Figures 26 and 28 shows the Visualisations like 2D and 3D surface plots can help us learn more about how load, AOME blend, CuO concentration, and smoke releases are connected. You can also use Fig. 27 perturbation plots to show how sensitive smoke emissions are to small changes in each factor. Even though the statistical studies may not show much of an effect, the real-world effects of lower smoke density make it clear that it is to improve the environmental and performance benefits of combustion processes in automobile engines. Figure 27 shows that Smoke emission 3D Plot – (a) Piston (Normal) (b) Piston (TBCs/YSZ Coated).

Fig. 27
figure 27

Smoke emission 3D plot—a piston (normal), b piston (TBCs/YSZ coated).

Fig. 28
figure 28

Smoke emission perturbation—a piston (normal), b piston (TBCs/YSZ coated)

Conclusions

The utilisation of the RSM optimisation technique shown its effectiveness in examining the impact of load, Algae oil Methyl Ester (AOME), and CuO injection with normal and thermal barrier YSZ coating on engine performance and exhaust emission concluded (Fig. 28).

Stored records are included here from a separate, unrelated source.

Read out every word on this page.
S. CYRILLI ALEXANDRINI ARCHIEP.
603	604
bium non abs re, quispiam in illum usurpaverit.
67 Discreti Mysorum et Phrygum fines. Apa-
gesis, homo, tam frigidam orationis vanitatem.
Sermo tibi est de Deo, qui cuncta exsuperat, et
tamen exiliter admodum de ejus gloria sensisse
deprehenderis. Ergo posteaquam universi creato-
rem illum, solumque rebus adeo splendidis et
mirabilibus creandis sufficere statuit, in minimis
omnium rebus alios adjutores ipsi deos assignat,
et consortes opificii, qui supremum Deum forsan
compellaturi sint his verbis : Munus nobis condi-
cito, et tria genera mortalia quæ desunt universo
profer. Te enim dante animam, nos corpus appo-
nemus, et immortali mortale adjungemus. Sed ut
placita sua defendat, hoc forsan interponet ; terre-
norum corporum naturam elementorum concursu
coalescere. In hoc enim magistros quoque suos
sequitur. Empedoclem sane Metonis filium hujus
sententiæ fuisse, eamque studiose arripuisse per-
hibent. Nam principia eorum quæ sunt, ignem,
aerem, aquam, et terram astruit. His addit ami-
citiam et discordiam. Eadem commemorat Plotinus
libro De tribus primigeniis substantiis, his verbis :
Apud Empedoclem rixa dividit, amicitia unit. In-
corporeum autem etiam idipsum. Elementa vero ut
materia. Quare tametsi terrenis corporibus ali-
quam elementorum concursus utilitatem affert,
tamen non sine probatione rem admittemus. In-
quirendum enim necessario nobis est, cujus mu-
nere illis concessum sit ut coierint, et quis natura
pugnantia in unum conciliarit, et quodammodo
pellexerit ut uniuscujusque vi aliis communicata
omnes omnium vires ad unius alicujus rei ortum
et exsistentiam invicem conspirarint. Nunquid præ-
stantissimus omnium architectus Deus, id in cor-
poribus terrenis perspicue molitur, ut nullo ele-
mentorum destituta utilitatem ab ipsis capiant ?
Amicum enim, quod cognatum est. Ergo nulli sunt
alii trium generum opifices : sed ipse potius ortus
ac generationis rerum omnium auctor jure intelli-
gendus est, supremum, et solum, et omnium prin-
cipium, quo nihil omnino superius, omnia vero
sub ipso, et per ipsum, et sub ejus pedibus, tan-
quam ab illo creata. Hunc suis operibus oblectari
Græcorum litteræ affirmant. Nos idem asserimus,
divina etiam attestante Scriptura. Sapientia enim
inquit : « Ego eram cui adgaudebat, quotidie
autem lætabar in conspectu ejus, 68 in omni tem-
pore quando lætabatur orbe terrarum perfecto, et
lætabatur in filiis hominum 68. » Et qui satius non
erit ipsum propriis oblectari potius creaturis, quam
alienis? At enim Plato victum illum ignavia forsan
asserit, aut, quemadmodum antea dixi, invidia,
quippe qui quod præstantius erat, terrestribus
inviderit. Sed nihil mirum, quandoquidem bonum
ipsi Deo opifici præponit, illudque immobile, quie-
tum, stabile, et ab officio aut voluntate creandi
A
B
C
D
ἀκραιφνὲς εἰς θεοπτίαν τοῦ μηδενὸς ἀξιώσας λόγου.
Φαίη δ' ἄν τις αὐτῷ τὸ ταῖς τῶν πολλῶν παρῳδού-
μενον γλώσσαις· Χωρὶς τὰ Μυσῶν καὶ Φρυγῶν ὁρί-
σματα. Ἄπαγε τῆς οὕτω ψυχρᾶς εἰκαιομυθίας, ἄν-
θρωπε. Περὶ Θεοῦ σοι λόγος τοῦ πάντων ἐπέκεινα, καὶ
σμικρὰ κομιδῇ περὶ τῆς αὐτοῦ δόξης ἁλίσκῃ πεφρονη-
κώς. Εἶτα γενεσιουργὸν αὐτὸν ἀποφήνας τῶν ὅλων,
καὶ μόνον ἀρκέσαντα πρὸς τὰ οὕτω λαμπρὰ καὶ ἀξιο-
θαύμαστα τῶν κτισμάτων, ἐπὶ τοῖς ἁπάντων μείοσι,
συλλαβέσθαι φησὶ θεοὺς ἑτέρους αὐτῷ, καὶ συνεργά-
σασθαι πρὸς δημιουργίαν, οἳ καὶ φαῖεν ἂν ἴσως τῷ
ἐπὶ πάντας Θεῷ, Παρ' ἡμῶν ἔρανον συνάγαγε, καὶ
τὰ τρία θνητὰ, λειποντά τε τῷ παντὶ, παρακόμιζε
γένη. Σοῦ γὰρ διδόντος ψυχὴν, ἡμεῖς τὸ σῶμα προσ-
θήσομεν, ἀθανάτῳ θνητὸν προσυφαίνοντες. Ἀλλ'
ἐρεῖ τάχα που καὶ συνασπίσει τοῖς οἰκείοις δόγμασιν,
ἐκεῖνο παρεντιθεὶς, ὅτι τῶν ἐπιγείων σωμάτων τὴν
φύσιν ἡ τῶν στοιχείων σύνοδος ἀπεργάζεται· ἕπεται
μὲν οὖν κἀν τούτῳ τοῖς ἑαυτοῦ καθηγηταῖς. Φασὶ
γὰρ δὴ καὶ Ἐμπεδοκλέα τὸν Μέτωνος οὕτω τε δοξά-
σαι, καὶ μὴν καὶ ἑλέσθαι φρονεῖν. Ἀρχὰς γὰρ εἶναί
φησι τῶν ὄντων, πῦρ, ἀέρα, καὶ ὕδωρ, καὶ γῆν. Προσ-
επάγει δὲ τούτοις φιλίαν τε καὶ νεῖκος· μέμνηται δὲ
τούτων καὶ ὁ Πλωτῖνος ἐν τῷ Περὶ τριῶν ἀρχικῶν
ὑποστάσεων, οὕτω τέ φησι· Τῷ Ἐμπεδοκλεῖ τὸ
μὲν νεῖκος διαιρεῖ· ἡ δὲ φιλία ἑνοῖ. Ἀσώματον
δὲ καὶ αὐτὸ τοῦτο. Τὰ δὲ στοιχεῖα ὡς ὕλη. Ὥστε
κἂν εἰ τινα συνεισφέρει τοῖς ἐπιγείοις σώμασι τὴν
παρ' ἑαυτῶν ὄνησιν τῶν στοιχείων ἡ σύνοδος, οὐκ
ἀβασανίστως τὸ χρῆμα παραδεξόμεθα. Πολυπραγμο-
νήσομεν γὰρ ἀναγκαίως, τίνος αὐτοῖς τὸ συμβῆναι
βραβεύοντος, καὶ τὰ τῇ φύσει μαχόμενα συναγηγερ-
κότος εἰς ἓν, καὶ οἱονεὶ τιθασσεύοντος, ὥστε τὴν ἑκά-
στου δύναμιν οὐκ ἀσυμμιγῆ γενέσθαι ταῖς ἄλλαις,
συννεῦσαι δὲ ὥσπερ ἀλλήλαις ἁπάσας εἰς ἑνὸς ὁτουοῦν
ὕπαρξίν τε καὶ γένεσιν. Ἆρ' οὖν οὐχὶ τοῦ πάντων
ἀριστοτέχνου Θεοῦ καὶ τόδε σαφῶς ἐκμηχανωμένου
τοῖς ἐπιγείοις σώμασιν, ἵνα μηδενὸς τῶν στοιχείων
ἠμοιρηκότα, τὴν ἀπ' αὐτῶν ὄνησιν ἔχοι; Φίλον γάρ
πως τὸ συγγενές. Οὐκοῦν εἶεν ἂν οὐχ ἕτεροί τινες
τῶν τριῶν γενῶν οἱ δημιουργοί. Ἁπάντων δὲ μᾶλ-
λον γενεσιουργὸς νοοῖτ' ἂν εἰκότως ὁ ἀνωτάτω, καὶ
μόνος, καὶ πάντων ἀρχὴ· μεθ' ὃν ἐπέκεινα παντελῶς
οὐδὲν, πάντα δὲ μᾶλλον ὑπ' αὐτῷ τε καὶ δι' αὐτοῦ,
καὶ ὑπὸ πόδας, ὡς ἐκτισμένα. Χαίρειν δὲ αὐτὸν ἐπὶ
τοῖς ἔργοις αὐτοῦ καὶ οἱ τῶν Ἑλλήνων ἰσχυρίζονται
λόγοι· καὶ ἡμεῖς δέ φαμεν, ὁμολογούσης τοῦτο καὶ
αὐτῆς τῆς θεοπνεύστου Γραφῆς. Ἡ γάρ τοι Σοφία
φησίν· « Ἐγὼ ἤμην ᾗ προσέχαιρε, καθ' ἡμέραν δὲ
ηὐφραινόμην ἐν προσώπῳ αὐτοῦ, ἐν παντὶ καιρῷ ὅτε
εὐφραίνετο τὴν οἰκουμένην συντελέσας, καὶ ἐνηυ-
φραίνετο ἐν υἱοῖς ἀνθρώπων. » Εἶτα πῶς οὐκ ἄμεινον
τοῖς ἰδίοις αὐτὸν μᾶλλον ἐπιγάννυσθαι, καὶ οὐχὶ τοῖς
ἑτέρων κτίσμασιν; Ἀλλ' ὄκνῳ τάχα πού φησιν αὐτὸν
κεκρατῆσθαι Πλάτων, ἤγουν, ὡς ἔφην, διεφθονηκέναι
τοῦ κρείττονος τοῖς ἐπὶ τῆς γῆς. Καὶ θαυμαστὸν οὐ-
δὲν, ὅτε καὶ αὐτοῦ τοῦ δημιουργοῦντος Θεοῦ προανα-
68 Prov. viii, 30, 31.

  • Thermal barrier coatings, specifically YSZ, in combination with biodiesel blends, improved engine performance and emission reduction, and also reduction in smoke density compared to the normal piston under high load conditions.

  • Biodiesel blends achieved performance and emission characteristics comparable to pure diesel, with a minor decrease in BTE of about 3–5%. However, higher CuO concentrations enhanced combustion efficiency but slightly reduced BTE compared to diesel.

  • When CuO is utilised as a fuel in conjunction with a glow plug, it reduces the emission of pollutants from the exhaust. But it led to decreased efficiency in comparison to diesel fuel.

  • CuO nanoparticles, when used as a fuel additive, significantly reduced emissions of CO and HC. However, the combination of CuO with delayed injection timing led to elevated NOx emissions due to increased combustion temperatures.

  • The low heat rejection engine equipped with partially stabilized TBC-YSZ coatings exhibited superior thermal efficiency, with approximately a 10% improvement over normal pistons.

Future scope

Future research should explore advanced thermal barrier materials beyond YSZ to further minimize NOx emissions while maintaining thermal efficiency. Additionally, investigating the synergistic effects of various nanoparticles or oxygenated additives in biodiesel blends could help optimize performance and emissions trade-offs. Developing adaptive injection timing strategies may provide a viable solution to reduce NOx emissions while enhancing combustion efficiency. Furthermore, expanding RSM-based optimization studies to assess the long-term durability and economic feasibility of TBC-YSZ-coated pistons in real-world applications will be essential for their practical implementation.